Despite slow implementation, the government continues to pursue more official development assistance (ODA) — cheap loans and grants from development lenders such as the World Bank, the AIIB and the Manila-based Asian Development Bank (ADB), as well as bilateral lenders like Japan -- for its priority programs and projects, especially infrastructure.
For instance, a $496-million loan to fund the bulk of the forthcoming $509.2-million Health System Resilience Project of the Department of Health (DOH) is expected to be approved by the World Bank on Dec. 20 of this year.
Based on the World Bank's pipeline, it would lend a total of more than $3.6-billion worth to the Philippines during its 2025 fiscal year covering the period July 1, 2024 to June 30, 2025, across eight projects.
The other upcoming loans from the World Bank included the $750-million Second Digital Transformation Development Policy Loan (DPL); $700-million Pagkilos - Locally-Led Climate Action; $600-million First Energy Transition and Climate Resilience DPL; $455-million Mindanao Transport Connectivity Improvement Project; $287.2-million Digital Infrastructure Project; $250-million Water Supply and Sanitation Project; and $67.3-million Civil Service Modernization Project.

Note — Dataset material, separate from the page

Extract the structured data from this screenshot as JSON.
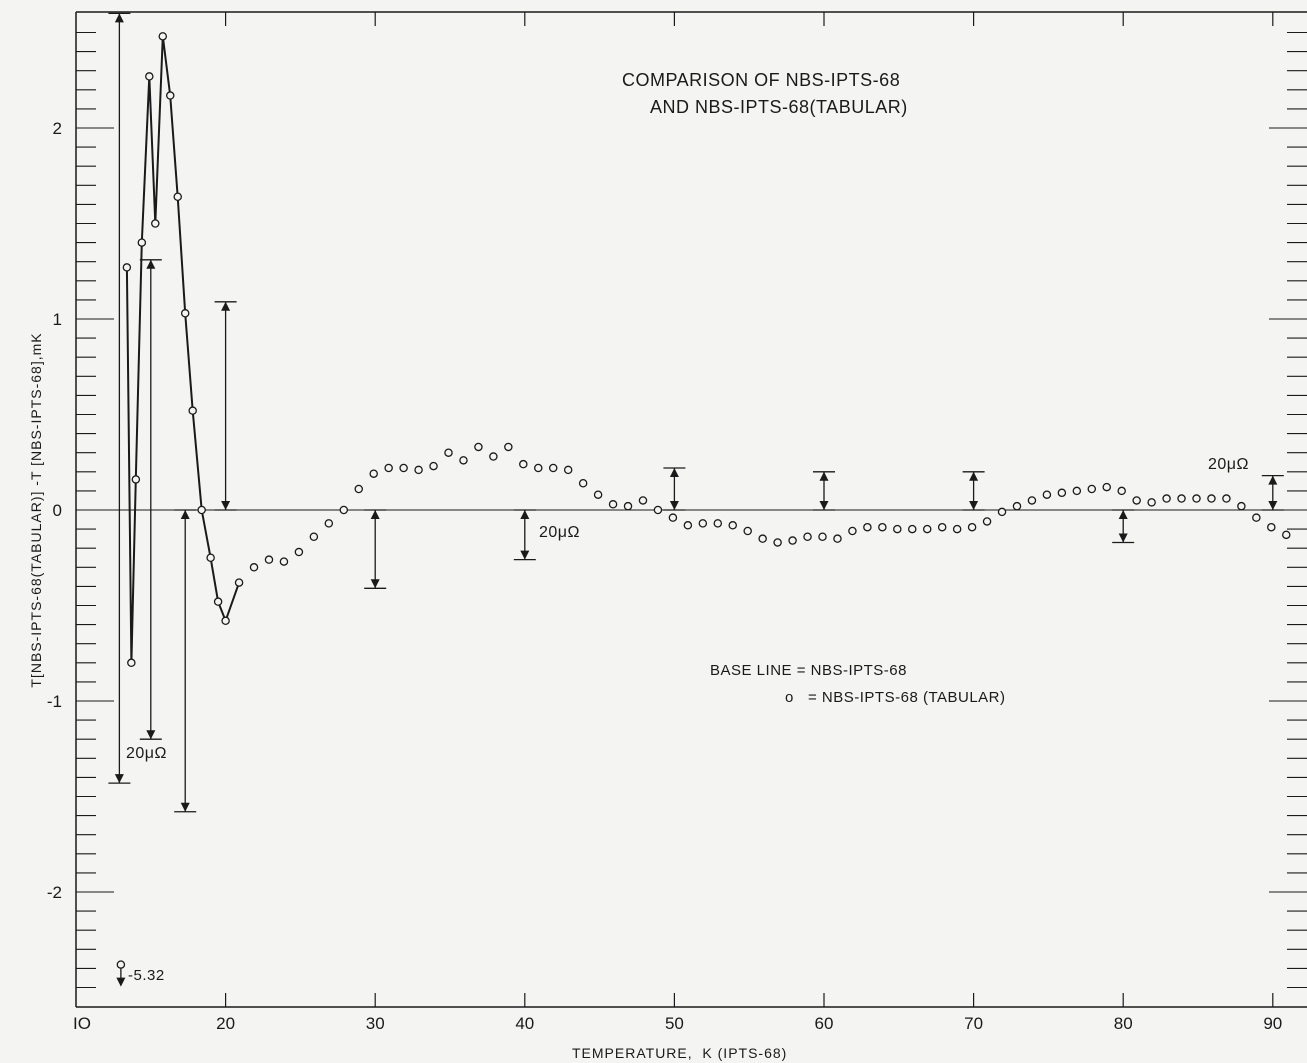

The Ministry of Agriculture, Fisheries and Agrarian Reform (MAFAR) of the Bangsamoro Autonomous Region in Muslim Mindanao (BARMM) is also awaiting the approval of a $4-million investment project financing for its Roads to Development project under the Bangsamoro Normalization Trust Fund (BNTF).
Once the World Bank gives its go-ahead for this borrowing spearheaded by the national government's Department of Finance (DOF) this month of October, the BARMM regional leadership will improve rural road access in the six selected Moro Islamic Liberation Front (MILF) camp communities in five Mindanao provinces, with the ultimate goal of connecting farms to markets.